On 03/09/07, Mikael Lax mikael.lax@bredband.net wrote:
I was working on a cl-opengl app recently and I noticed that my textures were taking much longer to load than I could remember.
(defun test-1 ()
[...]
(setf (cffi:mem-aref data 'cl-opengl-bindings:ubyte i) (aref array i))))))
(defun test-2 ()
[...]
(setf (cffi:mem-aref data type i) (aref array i))))))
So the problem is that in TEST-2 the type argument to MEM-AREF is not known at compile-time. In TEST-1 that call to mem-aref is compiled down to a fewer assembler instructions.
In TEST-2 however, on each iteration you have at least 3 generic function calls, 4 regular function calls (that probably call more of their own) including one to PARSE-TYPE that needs to access an hash-table to retreive the parser closure. UBYTE is defined through DEFCTYPE, which memoizes the type instance, at least we're not instantiating a new type object every time.
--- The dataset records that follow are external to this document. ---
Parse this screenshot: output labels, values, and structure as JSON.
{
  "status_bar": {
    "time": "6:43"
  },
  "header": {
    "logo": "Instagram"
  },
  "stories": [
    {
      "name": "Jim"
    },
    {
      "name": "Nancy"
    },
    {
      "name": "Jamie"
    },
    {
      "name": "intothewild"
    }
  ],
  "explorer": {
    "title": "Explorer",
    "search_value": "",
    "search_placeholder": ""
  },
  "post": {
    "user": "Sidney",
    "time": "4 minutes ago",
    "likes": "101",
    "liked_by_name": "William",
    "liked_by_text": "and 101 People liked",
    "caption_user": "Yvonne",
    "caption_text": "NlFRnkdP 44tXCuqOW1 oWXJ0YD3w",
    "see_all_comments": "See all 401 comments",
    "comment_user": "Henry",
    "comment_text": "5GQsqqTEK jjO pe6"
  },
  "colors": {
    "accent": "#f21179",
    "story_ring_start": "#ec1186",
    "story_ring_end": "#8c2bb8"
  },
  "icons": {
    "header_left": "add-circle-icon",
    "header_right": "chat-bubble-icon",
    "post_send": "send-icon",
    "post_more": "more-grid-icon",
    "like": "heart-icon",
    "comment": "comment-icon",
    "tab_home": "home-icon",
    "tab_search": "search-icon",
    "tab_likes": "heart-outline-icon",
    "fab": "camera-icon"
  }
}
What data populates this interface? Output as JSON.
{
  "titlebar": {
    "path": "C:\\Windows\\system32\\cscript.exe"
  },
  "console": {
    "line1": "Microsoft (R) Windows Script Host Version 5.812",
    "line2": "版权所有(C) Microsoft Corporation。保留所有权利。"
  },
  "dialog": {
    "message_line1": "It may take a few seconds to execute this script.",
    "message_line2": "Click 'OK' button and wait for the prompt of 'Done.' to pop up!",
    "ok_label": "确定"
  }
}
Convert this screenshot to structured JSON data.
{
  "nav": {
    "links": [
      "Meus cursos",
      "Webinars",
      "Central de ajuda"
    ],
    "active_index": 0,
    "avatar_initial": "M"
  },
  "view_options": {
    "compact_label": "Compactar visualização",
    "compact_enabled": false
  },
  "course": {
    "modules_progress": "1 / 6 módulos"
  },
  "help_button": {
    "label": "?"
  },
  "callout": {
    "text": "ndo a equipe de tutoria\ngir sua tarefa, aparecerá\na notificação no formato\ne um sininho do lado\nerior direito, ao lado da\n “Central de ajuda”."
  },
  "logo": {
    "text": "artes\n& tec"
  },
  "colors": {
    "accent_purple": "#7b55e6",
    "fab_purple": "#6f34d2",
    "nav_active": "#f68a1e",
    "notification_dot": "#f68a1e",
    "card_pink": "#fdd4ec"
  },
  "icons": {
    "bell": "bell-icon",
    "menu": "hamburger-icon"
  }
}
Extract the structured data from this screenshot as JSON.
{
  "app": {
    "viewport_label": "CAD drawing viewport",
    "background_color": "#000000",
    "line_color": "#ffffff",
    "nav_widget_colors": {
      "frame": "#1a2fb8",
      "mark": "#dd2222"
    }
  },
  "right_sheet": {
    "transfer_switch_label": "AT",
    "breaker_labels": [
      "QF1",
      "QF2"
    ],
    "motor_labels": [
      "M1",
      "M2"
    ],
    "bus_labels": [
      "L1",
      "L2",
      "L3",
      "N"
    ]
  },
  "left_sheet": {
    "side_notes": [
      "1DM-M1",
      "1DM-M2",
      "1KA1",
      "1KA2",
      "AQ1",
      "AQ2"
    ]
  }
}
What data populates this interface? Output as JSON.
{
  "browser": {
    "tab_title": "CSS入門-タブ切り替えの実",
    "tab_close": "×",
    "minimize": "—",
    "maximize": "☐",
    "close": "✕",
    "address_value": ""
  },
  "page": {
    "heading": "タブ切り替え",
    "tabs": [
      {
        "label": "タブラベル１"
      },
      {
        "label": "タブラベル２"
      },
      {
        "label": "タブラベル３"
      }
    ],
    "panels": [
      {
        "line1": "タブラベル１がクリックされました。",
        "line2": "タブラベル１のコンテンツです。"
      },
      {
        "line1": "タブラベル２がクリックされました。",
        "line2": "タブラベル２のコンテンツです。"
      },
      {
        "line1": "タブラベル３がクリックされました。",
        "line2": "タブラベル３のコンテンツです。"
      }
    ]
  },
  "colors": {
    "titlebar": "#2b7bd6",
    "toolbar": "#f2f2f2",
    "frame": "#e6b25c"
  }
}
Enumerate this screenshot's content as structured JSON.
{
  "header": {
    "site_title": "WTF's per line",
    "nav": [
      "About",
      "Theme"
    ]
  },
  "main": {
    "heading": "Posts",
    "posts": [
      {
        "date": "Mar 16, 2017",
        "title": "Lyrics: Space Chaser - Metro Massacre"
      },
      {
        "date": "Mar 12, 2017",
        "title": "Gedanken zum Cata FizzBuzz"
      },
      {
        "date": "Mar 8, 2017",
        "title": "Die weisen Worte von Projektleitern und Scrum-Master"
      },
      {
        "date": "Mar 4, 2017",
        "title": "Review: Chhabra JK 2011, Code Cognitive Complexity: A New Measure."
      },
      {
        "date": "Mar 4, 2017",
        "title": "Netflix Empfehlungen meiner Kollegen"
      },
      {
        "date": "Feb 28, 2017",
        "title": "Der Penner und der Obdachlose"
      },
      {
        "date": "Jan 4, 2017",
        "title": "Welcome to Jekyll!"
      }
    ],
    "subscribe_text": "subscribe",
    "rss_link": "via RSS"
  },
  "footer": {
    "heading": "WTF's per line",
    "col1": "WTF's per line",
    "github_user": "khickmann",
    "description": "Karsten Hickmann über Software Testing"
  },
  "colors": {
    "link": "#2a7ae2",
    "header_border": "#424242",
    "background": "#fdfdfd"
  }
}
- (time (test-1)) 0.027 seconds of real time
[...]
3,145,736 bytes consed.
[..]
- (time (test-2))
Evaluation took: 9.565 seconds of real time
[...]
688,918,576 bytes consed.
I didn't do any profiling but I guess that extra overhead I described explains the time difference. I'm not sure what's consing 700M though.
So, if you can make your type constant, do it. If not, you can still move the majority of that overhead out of the inner loop:
(defun test-3 () (let* ((array (make-array (* 512 512 3) :initial-element 0)) (count (length array)) (type :unsigned-char)) (with-foreign-object (data type count) (let ((ctype (cffi::canonicalize (cffi::parse-type type))) (size (foreign-type-size type))) (loop for i below count do (cffi::%mem-set (aref array i) data ctype (* i size)))))))
CFFI> (time (test-3)) Evaluation took: 0.356 seconds of real time 0.121568 seconds of user run time 0.065652 seconds of system run time 0 calls to %EVAL 0 page faults and 9,437,320 bytes consed.
For comparision, these are the other timings in my laptop:
CFFI> (time (test-1)) Evaluation took: 0.162 seconds of real time 0.068727 seconds of user run time 0.008378 seconds of system run time 0 calls to %EVAL 0 page faults and 3,145,736 bytes consed.
CFFI> (time (test-2)) Evaluation took: 34.538 seconds of real time 12.495962 seconds of user run time 3.882277 seconds of system run time [Run times include 1.007 seconds GC run time.] 0 calls to %EVAL 0 page faults and 701,490,664 bytes consed.
So, if there's a need for this, we might want to export things like PARSE-TYPE and CANONICALIZE (with better names) and have the various operators accept parsed types.
HTH,